Murielle relate sa brève expérience dans la douane, qui lui aura quand même
servi à faire connaissance avec le commandant Bernico, qui a bien aidé à les
retrouver. Alex en profite pour rajouter que c'est la première fois qu'il voit
un douanier servir à quelque chose, et Dom leur explique qu'au cours de ses
multiples navigations, il a développé une sorte d'allergie envers cette
administration dans tous les pays confondus. Il faut y voir un aspect
pathologique dont il n'est pas vraiment responsable, plutôt que le côté
contestataire qui en ressort au premier abord, car si on y regarde de plus
près, il a un don pour se montrer coupable sans jamais rien faire au fond
d'illégal.
Nina résume la situation de la façon
suivante :
— En fait, c'est une grande gueule qui a toujours avec lui
le bâton pour se faire battre, et ça marche très bien.
Le groupe
d’amis éclate de rire et trouve que c’est assez bien résumé. Alex ne sait
plus trop où se mettre et reconnaît bien là le talent de synthèse de Nina,
qui ne se prive jamais de le remettre à sa place.
Ils passent ensemble
une journée très agréable. On pourrait croire à une "happy end" de film
américain où tous les gentils sont réunis et le méchant est mort.
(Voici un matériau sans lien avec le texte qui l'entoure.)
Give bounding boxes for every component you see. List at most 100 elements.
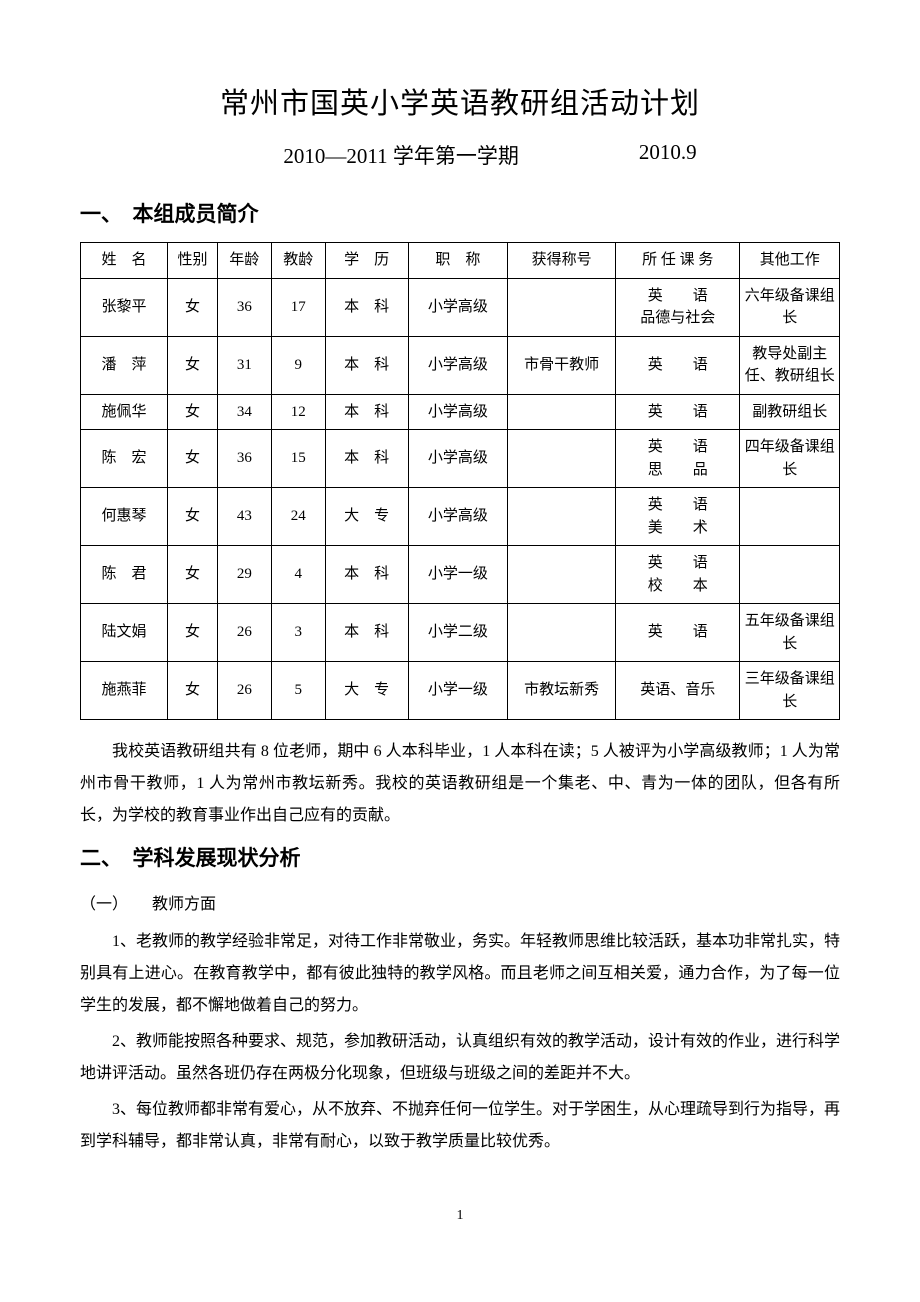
cell-course: 英 语美 术 — [615, 488, 739, 546]
cell-age: 31 — [217, 336, 271, 394]
cell-course: 英 语思 品 — [615, 430, 739, 488]
cell-name: 施佩华 — [81, 394, 168, 430]
paragraph-3: 3、每位教师都非常有爱心，从不放弃、不抛弃任何一位学生。对于学困生，从心理疏导到… — [80, 1094, 840, 1158]
subsection-1-heading: （一） 教师方面 — [80, 890, 840, 914]
cell-gender: 女 — [168, 336, 218, 394]
table-row: 陈 宏女3615本 科小学高级 英 语思 品四年级备课组长 — [81, 430, 840, 488]
cell-other: 六年级备课组长 — [740, 278, 840, 336]
cell-name: 何惠琴 — [81, 488, 168, 546]
cell-education: 本 科 — [325, 278, 408, 336]
page-number: 1 — [80, 1208, 840, 1224]
cell-honor: 市教坛新秀 — [508, 662, 616, 720]
cell-teach_age: 17 — [271, 278, 325, 336]
cell-education: 本 科 — [325, 604, 408, 662]
cell-gender: 女 — [168, 278, 218, 336]
table-row: 陈 君女294本 科小学一级英 语校 本 — [81, 546, 840, 604]
cell-rank: 小学高级 — [408, 336, 508, 394]
cell-rank: 小学高级 — [408, 278, 508, 336]
cell-name: 陆文娟 — [81, 604, 168, 662]
cell-age: 36 — [217, 430, 271, 488]
cell-rank: 小学一级 — [408, 546, 508, 604]
cell-age: 29 — [217, 546, 271, 604]
cell-gender: 女 — [168, 662, 218, 720]
cell-other: 五年级备课组长 — [740, 604, 840, 662]
section-1-heading: 一、 本组成员简介 — [80, 198, 840, 228]
cell-rank: 小学一级 — [408, 662, 508, 720]
table-row: 陆文娟女263本 科小学二级英 语五年级备课组长 — [81, 604, 840, 662]
table-header-row: 姓 名 性别 年龄 教龄 学 历 职 称 获得称号 所 任 课 务 其他工作 — [81, 243, 840, 279]
cell-other — [740, 488, 840, 546]
document-title: 常州市国英小学英语教研组活动计划 — [80, 80, 840, 122]
cell-age: 34 — [217, 394, 271, 430]
cell-gender: 女 — [168, 394, 218, 430]
cell-age: 26 — [217, 662, 271, 720]
cell-teach_age: 9 — [271, 336, 325, 394]
cell-honor — [508, 604, 616, 662]
cell-course: 英 语品德与社会 — [615, 278, 739, 336]
section-2-heading: 二、 学科发展现状分析 — [80, 842, 840, 872]
cell-course: 英 语 — [615, 336, 739, 394]
cell-honor — [508, 278, 616, 336]
cell-honor — [508, 546, 616, 604]
cell-other: 教导处副主任、教研组长 — [740, 336, 840, 394]
cell-rank: 小学高级 — [408, 394, 508, 430]
paragraph-1: 1、老教师的教学经验非常足，对待工作非常敬业，务实。年轻教师思维比较活跃，基本功… — [80, 926, 840, 1022]
cell-other: 四年级备课组长 — [740, 430, 840, 488]
cell-other — [740, 546, 840, 604]
cell-honor — [508, 488, 616, 546]
cell-gender: 女 — [168, 604, 218, 662]
cell-teach_age: 3 — [271, 604, 325, 662]
table-body: 张黎平女3617本 科小学高级英 语品德与社会六年级备课组长潘 萍女319本 科… — [81, 278, 840, 720]
cell-other: 副教研组长 — [740, 394, 840, 430]
table-row: 潘 萍女319本 科小学高级市骨干教师英 语教导处副主任、教研组长 — [81, 336, 840, 394]
date-label: 2010.9 — [639, 140, 697, 170]
cell-rank: 小学高级 — [408, 430, 508, 488]
th-rank: 职 称 — [408, 243, 508, 279]
cell-name: 陈 君 — [81, 546, 168, 604]
th-name: 姓 名 — [81, 243, 168, 279]
cell-teach_age: 4 — [271, 546, 325, 604]
term-label: 2010—2011 学年第一学期 — [283, 140, 518, 170]
th-gender: 性别 — [168, 243, 218, 279]
cell-other: 三年级备课组长 — [740, 662, 840, 720]
cell-teach_age: 12 — [271, 394, 325, 430]
cell-education: 本 科 — [325, 394, 408, 430]
cell-name: 张黎平 — [81, 278, 168, 336]
cell-teach_age: 24 — [271, 488, 325, 546]
cell-name: 陈 宏 — [81, 430, 168, 488]
th-education: 学 历 — [325, 243, 408, 279]
cell-education: 大 专 — [325, 662, 408, 720]
cell-name: 潘 萍 — [81, 336, 168, 394]
cell-course: 英 语 — [615, 394, 739, 430]
cell-education: 本 科 — [325, 430, 408, 488]
th-other: 其他工作 — [740, 243, 840, 279]
members-table: 姓 名 性别 年龄 教龄 学 历 职 称 获得称号 所 任 课 务 其他工作 张… — [80, 242, 840, 720]
cell-course: 英 语 — [615, 604, 739, 662]
cell-education: 大 专 — [325, 488, 408, 546]
cell-rank: 小学高级 — [408, 488, 508, 546]
th-age: 年龄 — [217, 243, 271, 279]
intro-paragraph: 我校英语教研组共有 8 位老师，期中 6 人本科毕业，1 人本科在读；5 人被评… — [80, 736, 840, 832]
cell-gender: 女 — [168, 488, 218, 546]
subtitle-row: 2010—2011 学年第一学期 2010.9 — [80, 140, 840, 170]
table-row: 何惠琴女4324大 专小学高级 英 语美 术 — [81, 488, 840, 546]
cell-age: 36 — [217, 278, 271, 336]
document-page: 常州市国英小学英语教研组活动计划 2010—2011 学年第一学期 2010.9… — [0, 0, 920, 1264]
cell-teach_age: 5 — [271, 662, 325, 720]
table-row: 施燕菲女265大 专小学一级市教坛新秀英语、音乐三年级备课组长 — [81, 662, 840, 720]
cell-gender: 女 — [168, 430, 218, 488]
cell-teach_age: 15 — [271, 430, 325, 488]
cell-age: 43 — [217, 488, 271, 546]
cell-course: 英 语校 本 — [615, 546, 739, 604]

Meldreg demande s’il y a eu de graves conséquences sur le bateau de
Pascale et Hervé ou sur celui de Nina et Alex. On lui répond de ne pas se
faire de soucis pour ça, et que les réparations ont été prises en charge par
les assurances. Hervé a su faire une belle déclaration de sinistre commune aux
deux bateaux en racontant l'aventure, ce qui a sans doute aidé.
L'Ombre Blanche a une transmission, une survie
et un génois neufs, et Dom un nouveau couteau de plongée. Cette histoire a
fait grand bruit au Marin, et il semblerait que les professionnels qui sont
intervenus sur les deux bateaux ont mis un point d'honneur à les soigner
particulièrement bien.
Personne ne songe à Roberto Buarque, perdu en
mer, et qui a probablement eu une fin assez désagréable. Mais abandonner des
gens en mer sur un radeau est quelque chose de terrible et encore plus horrible.
C’est une mort longue, une torture que l’on oserait difficilement infliger
à son pire ennemi. Avoir fait cela démontre, en plus de la volonté de tuer
sans avoir le courage de le faire, une méconnaissance totale de la mer. Non,
aucune larme ne sera versée pour cette personne.